Patrick Chamoiseau was born in Fort-de France on the Antillean island of Martinique in 1953. After his studies in law in Paris and his master’s degree in social economics he worked as an educator in rehabilitation projects for children in detention, first in France, later in Martinique. Inspired by his professional activities and his readings of Creole literature, Chamoiseau began to focus on the ethnological, historical, and linguistic phenomena of the Caribbean, which have become subjects and motifs of his literary work ever since.

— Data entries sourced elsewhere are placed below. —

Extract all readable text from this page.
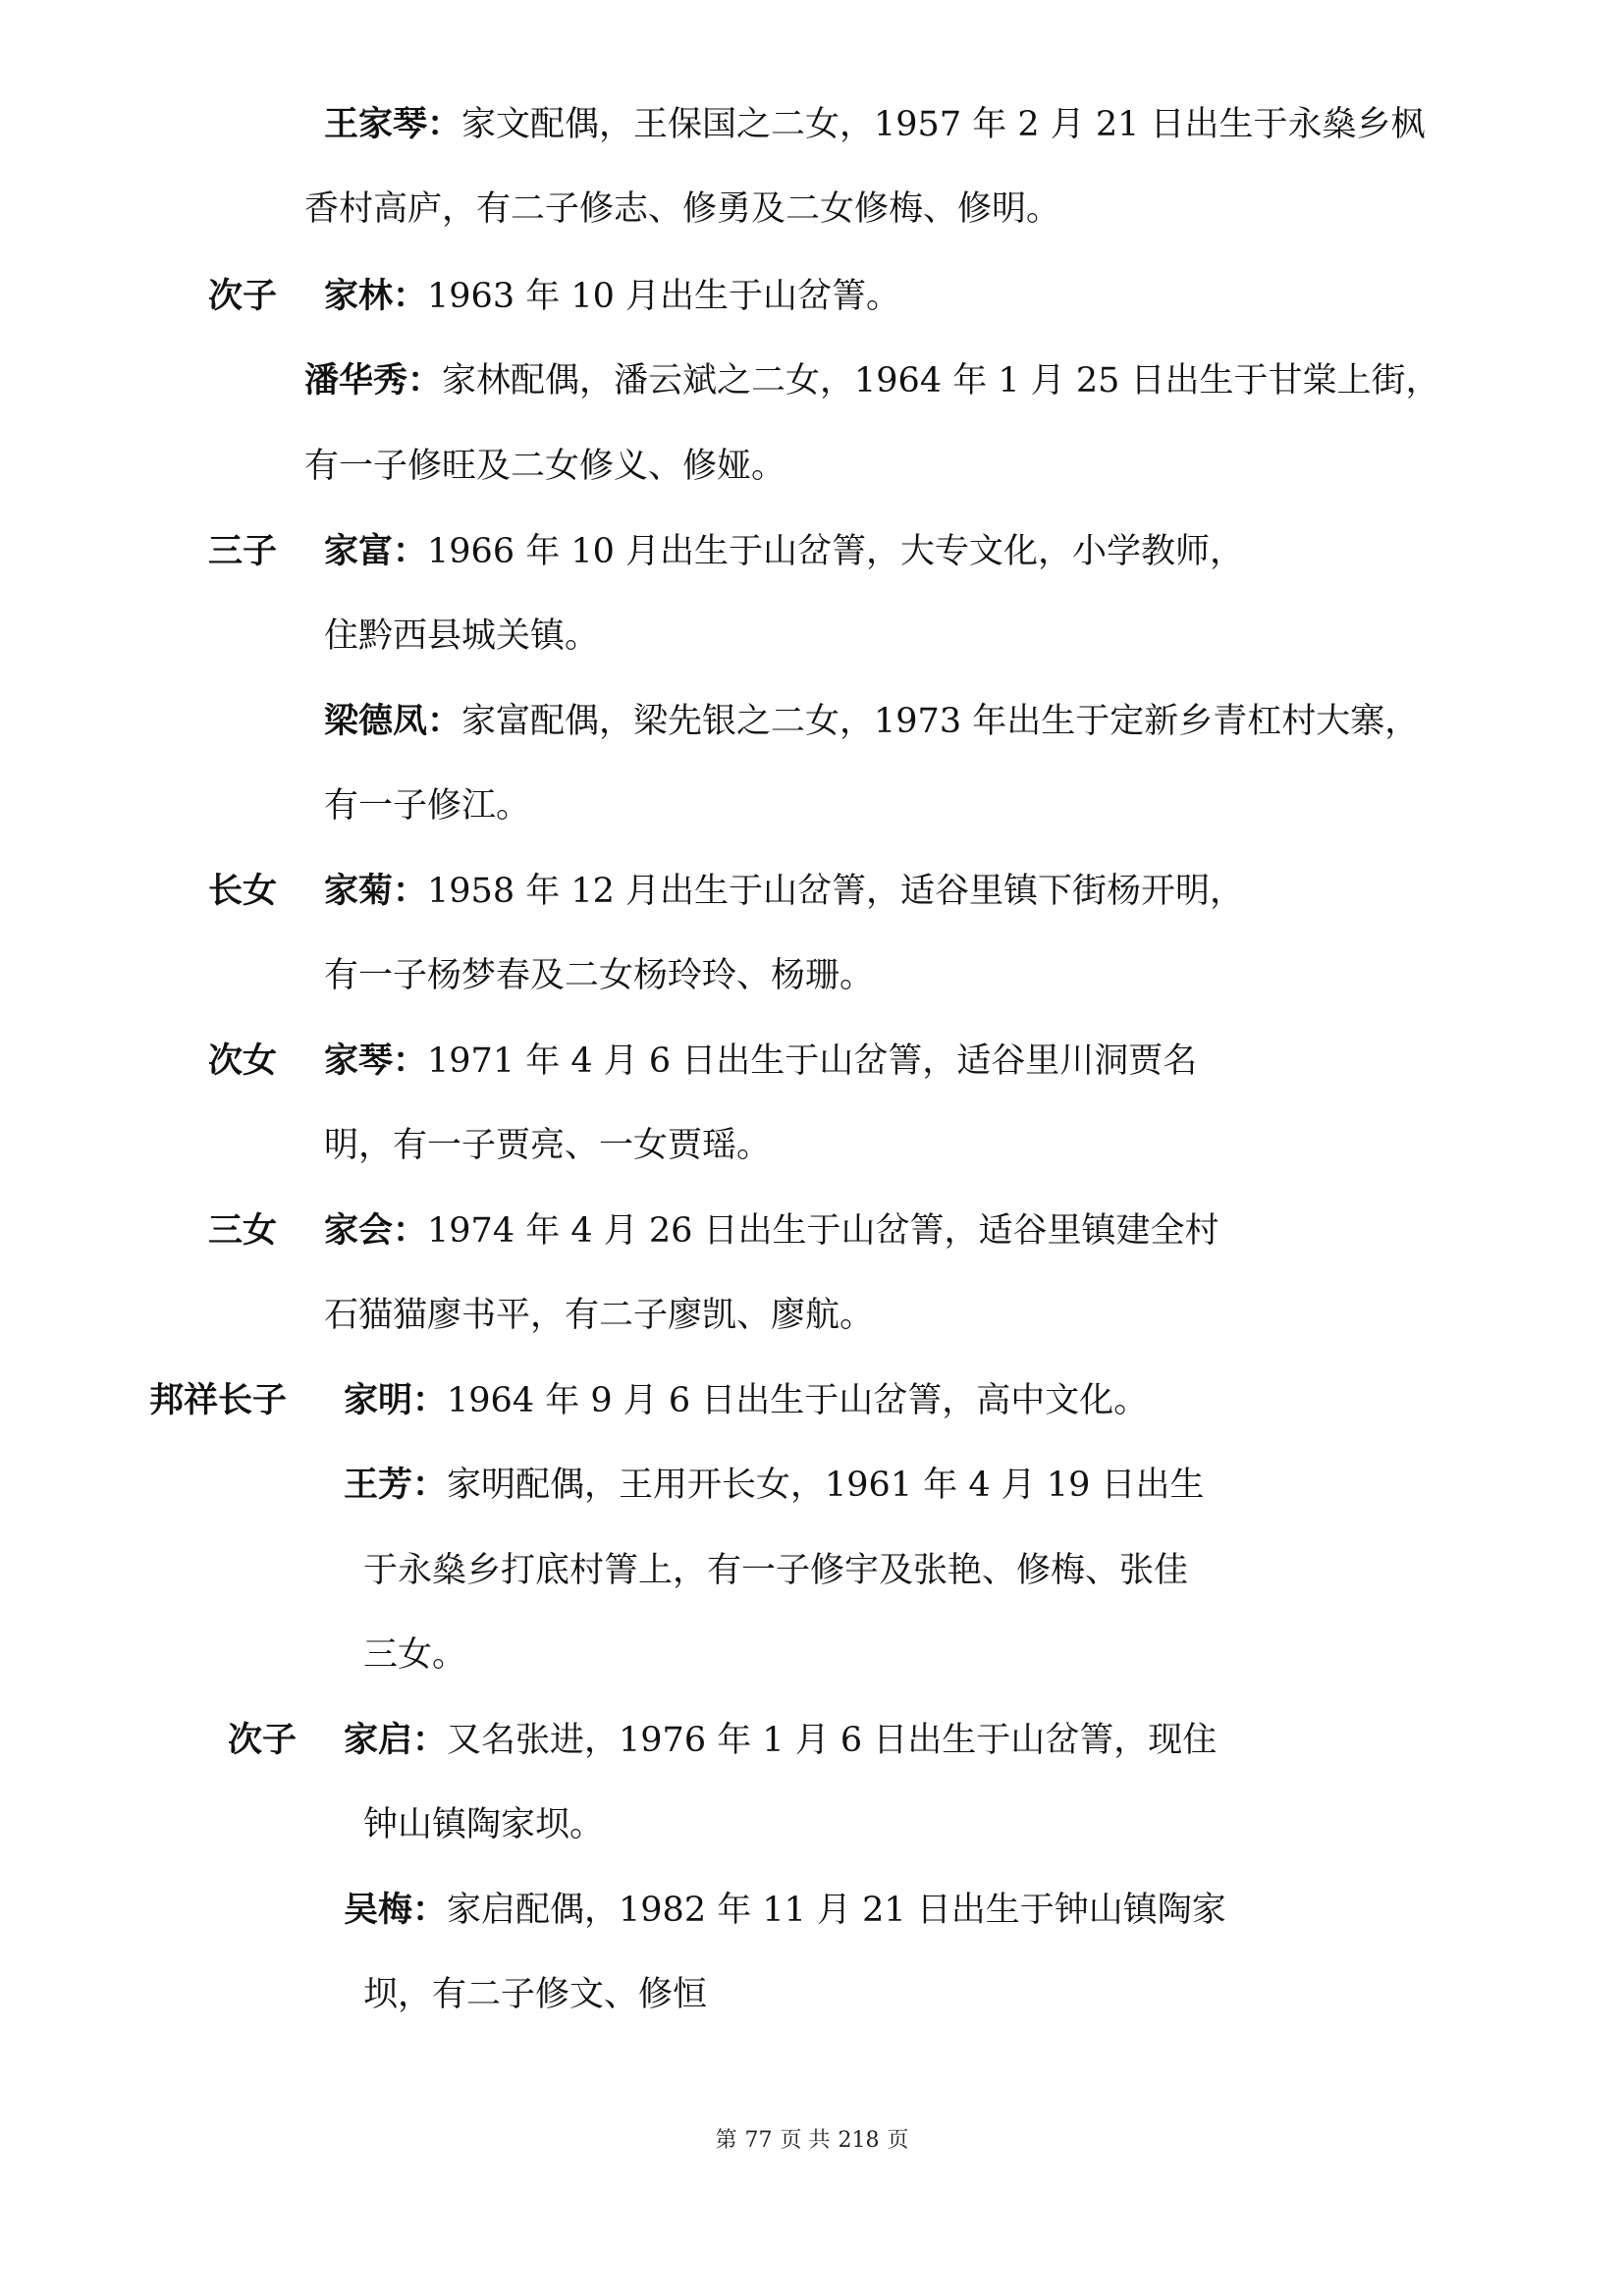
王家琴：家文配偶，王保国之二女，1957 年 2 月 21 日出生于永燊乡枫
香村高庐，有二子修志、修勇及二女修梅、修明。
次子 家林：1963 年 10 月出生于山岔箐。
潘华秀：家林配偶，潘云斌之二女，1964 年 1 月 25 日出生于甘棠上街，
有一子修旺及二女修义、修娅。
三子 家富：1966 年 10 月出生于山岔箐，大专文化，小学教师，
住黔西县城关镇。
梁德凤：家富配偶，梁先银之二女，1973 年出生于定新乡青杠村大寨，
有一子修江。
长女 家菊：1958 年 12 月出生于山岔箐，适谷里镇下街杨开明，
有一子杨梦春及二女杨玲玲、杨珊。
次女 家琴：1971 年 4 月 6 日出生于山岔箐，适谷里川洞贾名
明，有一子贾亮、一女贾瑶。
三女 家会：1974 年 4 月 26 日出生于山岔箐，适谷里镇建全村
石猫猫廖书平，有二子廖凯、廖航。
邦祥长子 家明：1964 年 9 月 6 日出生于山岔箐，高中文化。
王芳：家明配偶，王用开长女，1961 年 4 月 19 日出生
于永燊乡打底村箐上，有一子修宇及张艳、修梅、张佳
三女。
次子 家启：又名张进，1976 年 1 月 6 日出生于山岔箐，现住
钟山镇陶家坝。
吴梅：家启配偶，1982 年 11 月 21 日出生于钟山镇陶家
坝，有二子修文、修恒
第 77 页 共 218 页
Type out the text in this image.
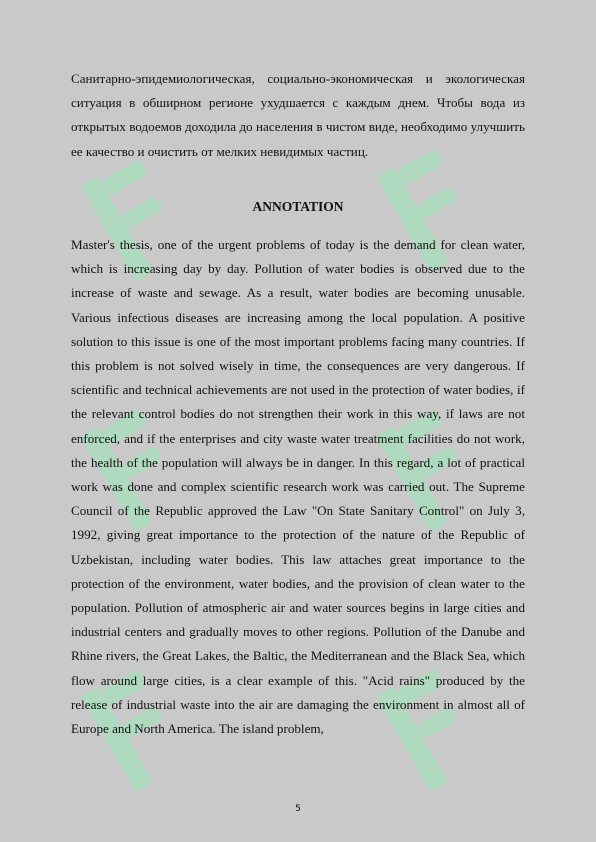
Санитарно-эпидемиологическая, социально-экономическая и экологическая ситуация в обширном регионе ухудшается с каждым днем. Чтобы вода из открытых водоемов доходила до населения в чистом виде, необходимо улучшить ее качество и очистить от мелких невидимых частиц.

ANNOTATION

Master's thesis, one of the urgent problems of today is the demand for clean water, which is increasing day by day. Pollution of water bodies is observed due to the increase of waste and sewage. As a result, water bodies are becoming unusable. Various infectious diseases are increasing among the local population. A positive solution to this issue is one of the most important problems facing many countries. If this problem is not solved wisely in time, the consequences are very dangerous. If scientific and technical achievements are not used in the protection of water bodies, if the relevant control bodies do not strengthen their work in this way, if laws are not enforced, and if the enterprises and city waste water treatment facilities do not work, the health of the population will always be in danger. In this regard, a lot of practical work was done and complex scientific research work was carried out. The Supreme Council of the Republic approved the Law "On State Sanitary Control" on July 3, 1992, giving great importance to the protection of the nature of the Republic of Uzbekistan, including water bodies. This law attaches great importance to the protection of the environment, water bodies, and the provision of clean water to the population. Pollution of atmospheric air and water sources begins in large cities and industrial centers and gradually moves to other regions. Pollution of the Danube and Rhine rivers, the Great Lakes, the Baltic, the Mediterranean and the Black Sea, which flow around large cities, is a clear example of this. "Acid rains" produced by the release of industrial waste into the air are damaging the environment in almost all of Europe and North America. The island problem,

5
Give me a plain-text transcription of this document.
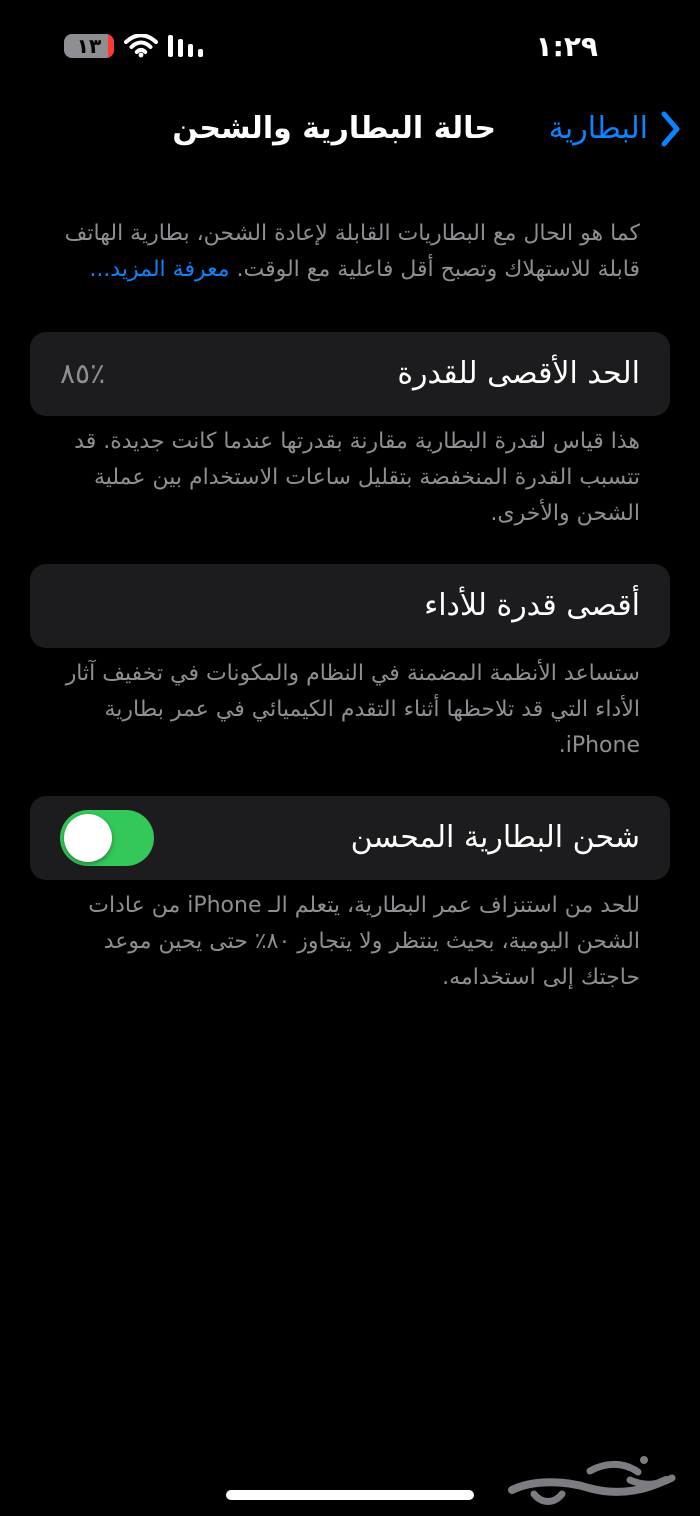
١٣	١:٢٩
البطارية
حالة البطارية والشحن

كما هو الحال مع البطاريات القابلة لإعادة الشحن، بطارية الهاتف قابلة للاستهلاك وتصبح أقل فاعلية مع الوقت. معرفة المزيد...

الحد الأقصى للقدرة
٪٨٥

هذا قياس لقدرة البطارية مقارنة بقدرتها عندما كانت جديدة. قد تتسبب القدرة المنخفضة بتقليل ساعات الاستخدام بين عملية الشحن والأخرى.

أقصى قدرة للأداء

ستساعد الأنظمة المضمنة في النظام والمكونات في تخفيف آثار الأداء التي قد تلاحظها أثناء التقدم الكيميائي في عمر بطارية iPhone.

شحن البطارية المحسن

للحد من استنزاف عمر البطارية، يتعلم الـ iPhone من عادات الشحن اليومية، بحيث ينتظر ولا يتجاوز ٨٠٪ حتى يحين موعد حاجتك إلى استخدامه.
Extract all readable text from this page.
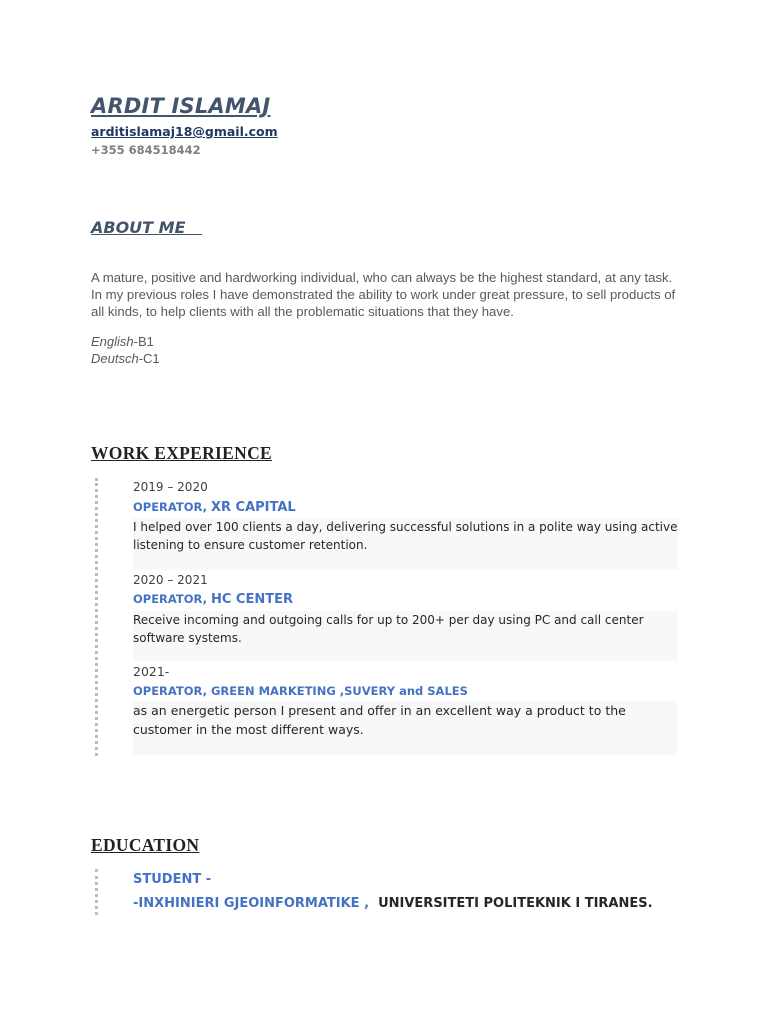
ARDIT ISLAMAJ
arditislamaj18@gmail.com
+355 684518442
ABOUT ME
A mature, positive and hardworking individual, who can always be the highest standard, at any task. In my previous roles I have demonstrated the ability to work under great pressure, to sell products of all kinds, to help clients with all the problematic situations that they have.
English-B1
Deutsch-C1
WORK EXPERIENCE
2019 – 2020
OPERATOR, XR CAPITAL
I helped over 100 clients a day, delivering successful solutions in a polite way using active listening to ensure customer retention.
2020 – 2021
OPERATOR, HC CENTER
Receive incoming and outgoing calls for up to 200+ per day using PC and call center software systems.
2021-
OPERATOR, GREEN MARKETING ,SUVERY and SALES
as an energetic person I present and offer in an excellent way a product to the customer in the most different ways.
EDUCATION
STUDENT -
-INXHINIERI GJEOINFORMATIKE ,  UNIVERSITETI POLITEKNIK I TIRANES.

Chamoiseau’s idea of a writer, as manifest in the diversity of his oeuvre, is based on the concept of a Creole identity, and, thus, very different from the »black identity« that forms the nucleus of Aimé Césaire’s Négritude movement. In collaboration with Raphaël Confiant and Jean Bernabé, Chamoiseau established in 1989 the theoretical foundations of »Creolity« in the manifesto »Eloge de la créolité« (1989; Eng. »In Praise of Creolness«, 1989). Chamoiseau started his career as a writer in the 1970s with a cartoon. In 1982 he wrote the play »Manman Dlo contre la fée Carabosse« (tr: Mama Dlo against the Evil Fairy), which compares Caribbean fairy tales with narrations by Charles Perrault, and discusses contemporary cultural conflicts on the Antilles. In his first novel, »Chronique des sept misères« (1986; Eng. »Chronicle of the Seven Sorrows«, 1999) the author introduces an innovative style by blending Creole colloquial and narrative traditions with the French language, so that French-speaking readers can understand his texts, too. His successful third novel, »Texaco« (1992; Eng. »Texaco«, 1997) gained international reward. »Texaco« is a fictive family story covering three generations, told against the backdrop of the real history of the Antilles from slavery until the end of the French colonial era. In his autobiographical trilogy »Antan d’enfance« (1990; Eng. »Childhood«, 1999), »Chemin d’école« (1994; »Schooldays «, 1997), and »A bout d’enfance« (2005; tr: At the End of Childhood), Chamoiseau describes his young life as a »petit négrillon«, mixed with reflections and judgments from the writer’s point of view. His latest work of prose, »Les neuf consciences du Malfini« (2009; tr: The Nine Forms of Conscience of the Malfini), is an animal fable, and an entertaining and philosophical read about a bird of prey that begins to appreciate his own being and the beauty of the world through an encounter with the hummingbird. In its lyrical style the story stresses the warning Chamoiseau and Edouard Glissant once gave: »The absence of beauty is the sign of a threat to life itself, a call to resistance«.
Patrick Chamoiseau has received numerous literary awards, including the Prix Kléber Haedens, Prix Goncourt, Prix Carbet de la Caraïbe and the Special Prize of the Jury RFO. The author lives in Fort-de-France.